Kribs settled in Kankakee in 1938, and opened his first business: a unit of the Western Tire and Auto Stores chain. It was located in the building where he would spend the next 23 years serving customers. That building had been erected in 1912 by a fraternal group, the Independent Order of Odd Fellows. The Odd Fellows used the upper floors for meeting rooms and offices, while renting out the ground floor. Before Kribs rented the space for his auto supply store, it had been occupied by a wholesale produce company.

In 1941, the name of the business was changed to “Charlie’s Auto and Sport Shop,” a title that summarized the types of merchandise for sale there. The 1941 City Directory listing for the business carried the description, “Nationally Advertised Sport Goods At Lowest Prices, Complete Auto Accessories.”

By 1946, the name “Charlie’s Store” was prominently displayed on a large lighted sign mounted in the second floor over the building’s Court Street entrance. The sign was visible for several blocks east and west of the building

Kribs was a regular advertiser in the Daily Journal, often using humor to capture the attention of potential customers. A June 1946, ad displayed the word “SUCKERS?” in large type followed by the line, “No, Not You. Just Want You to Read This.” The ad went on to list such items as hip boots, cane poles, nylon line, seines, minnow buckets, and fishing lures such as Hawaiian Wigglers and “jitterbugs.” The same ad included a description of a combination radio/record player “designed for better living.” The store’s line of merchandise had broadened by that time to include “lite hardware” and “household appliances.”

The phrase “Charlie Says:” appeared at the top of many of his ads, followed by a pithy saying (for example, “Imitation is the best of compliments”) or a comment on the advertised merchandise. A December, 1946, ad promoted car battery chargers, “Rocket Pens” that would write for “15 years without filling,” Christmas tree stands, flashlights, auto spotlights, and chrome grille guards. Charlie’s comment: “These Gifts Are Equally As Good for a Lady Santa Claus.”
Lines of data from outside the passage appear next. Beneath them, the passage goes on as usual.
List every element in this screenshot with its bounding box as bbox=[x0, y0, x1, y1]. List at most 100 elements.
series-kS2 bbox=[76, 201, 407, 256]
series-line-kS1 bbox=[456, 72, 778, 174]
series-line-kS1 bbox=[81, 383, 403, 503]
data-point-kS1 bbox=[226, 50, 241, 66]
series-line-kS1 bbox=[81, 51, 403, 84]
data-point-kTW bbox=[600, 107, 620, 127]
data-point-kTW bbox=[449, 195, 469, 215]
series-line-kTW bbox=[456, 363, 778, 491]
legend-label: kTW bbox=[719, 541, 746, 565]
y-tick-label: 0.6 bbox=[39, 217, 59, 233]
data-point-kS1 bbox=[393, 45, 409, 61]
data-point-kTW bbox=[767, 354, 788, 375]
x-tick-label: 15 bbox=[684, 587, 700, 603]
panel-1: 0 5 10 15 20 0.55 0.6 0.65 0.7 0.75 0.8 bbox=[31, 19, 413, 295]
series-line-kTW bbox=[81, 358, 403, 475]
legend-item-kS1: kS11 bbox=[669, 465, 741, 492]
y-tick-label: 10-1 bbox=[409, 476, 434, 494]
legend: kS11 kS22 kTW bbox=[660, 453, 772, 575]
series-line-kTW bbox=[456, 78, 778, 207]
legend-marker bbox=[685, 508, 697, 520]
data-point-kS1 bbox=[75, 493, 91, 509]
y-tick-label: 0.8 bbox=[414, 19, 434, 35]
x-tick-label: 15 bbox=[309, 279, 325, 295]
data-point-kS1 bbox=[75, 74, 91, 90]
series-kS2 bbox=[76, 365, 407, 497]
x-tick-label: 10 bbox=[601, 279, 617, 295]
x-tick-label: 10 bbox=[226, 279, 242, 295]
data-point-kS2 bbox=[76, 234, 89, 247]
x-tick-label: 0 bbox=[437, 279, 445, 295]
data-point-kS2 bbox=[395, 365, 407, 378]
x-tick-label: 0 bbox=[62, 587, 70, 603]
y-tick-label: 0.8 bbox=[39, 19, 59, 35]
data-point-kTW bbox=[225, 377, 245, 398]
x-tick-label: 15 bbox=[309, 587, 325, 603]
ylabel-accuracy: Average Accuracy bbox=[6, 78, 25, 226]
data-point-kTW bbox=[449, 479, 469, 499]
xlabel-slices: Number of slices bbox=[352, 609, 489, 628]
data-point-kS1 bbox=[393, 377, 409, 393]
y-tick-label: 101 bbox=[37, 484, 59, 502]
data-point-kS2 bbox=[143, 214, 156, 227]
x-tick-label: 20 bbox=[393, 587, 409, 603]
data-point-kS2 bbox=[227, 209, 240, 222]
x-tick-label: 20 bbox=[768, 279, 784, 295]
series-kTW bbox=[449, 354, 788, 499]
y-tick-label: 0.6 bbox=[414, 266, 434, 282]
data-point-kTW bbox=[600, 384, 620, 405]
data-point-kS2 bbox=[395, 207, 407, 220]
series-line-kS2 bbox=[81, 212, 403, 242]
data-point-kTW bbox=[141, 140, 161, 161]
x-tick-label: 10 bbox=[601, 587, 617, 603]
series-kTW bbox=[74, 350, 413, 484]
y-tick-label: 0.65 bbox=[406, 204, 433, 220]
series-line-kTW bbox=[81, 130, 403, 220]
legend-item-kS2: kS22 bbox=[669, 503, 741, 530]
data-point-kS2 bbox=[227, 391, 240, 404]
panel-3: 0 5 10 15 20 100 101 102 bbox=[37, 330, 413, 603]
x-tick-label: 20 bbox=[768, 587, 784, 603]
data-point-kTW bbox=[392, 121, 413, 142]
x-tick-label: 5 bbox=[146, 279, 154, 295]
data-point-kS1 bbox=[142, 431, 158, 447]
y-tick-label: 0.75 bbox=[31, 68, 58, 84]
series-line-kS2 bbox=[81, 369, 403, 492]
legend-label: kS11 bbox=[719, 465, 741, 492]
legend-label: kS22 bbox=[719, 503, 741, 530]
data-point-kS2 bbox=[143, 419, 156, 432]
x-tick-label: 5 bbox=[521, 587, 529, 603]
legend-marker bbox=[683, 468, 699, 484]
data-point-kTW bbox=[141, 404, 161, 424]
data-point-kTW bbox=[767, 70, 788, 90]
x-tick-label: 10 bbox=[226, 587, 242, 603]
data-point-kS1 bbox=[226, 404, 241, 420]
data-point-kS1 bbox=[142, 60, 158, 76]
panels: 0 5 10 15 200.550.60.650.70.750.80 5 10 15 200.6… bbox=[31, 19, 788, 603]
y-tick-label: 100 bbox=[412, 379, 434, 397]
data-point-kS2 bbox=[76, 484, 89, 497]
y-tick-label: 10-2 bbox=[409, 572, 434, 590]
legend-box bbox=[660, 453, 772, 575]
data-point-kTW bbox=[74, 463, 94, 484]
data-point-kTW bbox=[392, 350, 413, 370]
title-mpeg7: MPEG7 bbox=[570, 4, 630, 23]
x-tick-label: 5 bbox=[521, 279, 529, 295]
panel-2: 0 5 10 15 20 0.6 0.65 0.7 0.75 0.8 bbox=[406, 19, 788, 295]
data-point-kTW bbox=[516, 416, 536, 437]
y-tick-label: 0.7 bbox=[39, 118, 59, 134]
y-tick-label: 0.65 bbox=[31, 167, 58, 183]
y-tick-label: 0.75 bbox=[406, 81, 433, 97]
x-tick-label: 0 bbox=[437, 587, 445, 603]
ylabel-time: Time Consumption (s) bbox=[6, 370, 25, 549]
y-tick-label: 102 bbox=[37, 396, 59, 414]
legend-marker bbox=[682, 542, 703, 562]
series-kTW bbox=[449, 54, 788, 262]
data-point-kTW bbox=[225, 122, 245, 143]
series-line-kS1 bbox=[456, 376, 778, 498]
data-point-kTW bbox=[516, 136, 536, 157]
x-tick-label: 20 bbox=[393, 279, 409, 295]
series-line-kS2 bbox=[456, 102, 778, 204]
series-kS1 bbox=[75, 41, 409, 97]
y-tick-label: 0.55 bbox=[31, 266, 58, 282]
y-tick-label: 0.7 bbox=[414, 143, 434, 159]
In the photo accompanying the Portrait Gallery article, a small sign stating “I Am A Doer” is visible behind Kribs’ desk. It sums up the businessman’s energetic approach to life — in addition to running his business, he was deeply involved in the community. His business sponsored a number of baseball, softball and bowling teams, while he was personally active in the Chamber of Commerce, Community Chest campaigns, Boy Scouts, the Catholic Youth Organization, the Kankakee County Democratic Central Committee, and several fraternal organizations. After retiring from business in 1961, he served for a number of years as a Kankakee County juvenile probation officer.

“Charlie” Kribs died on May 14, 1991, at the age of 91.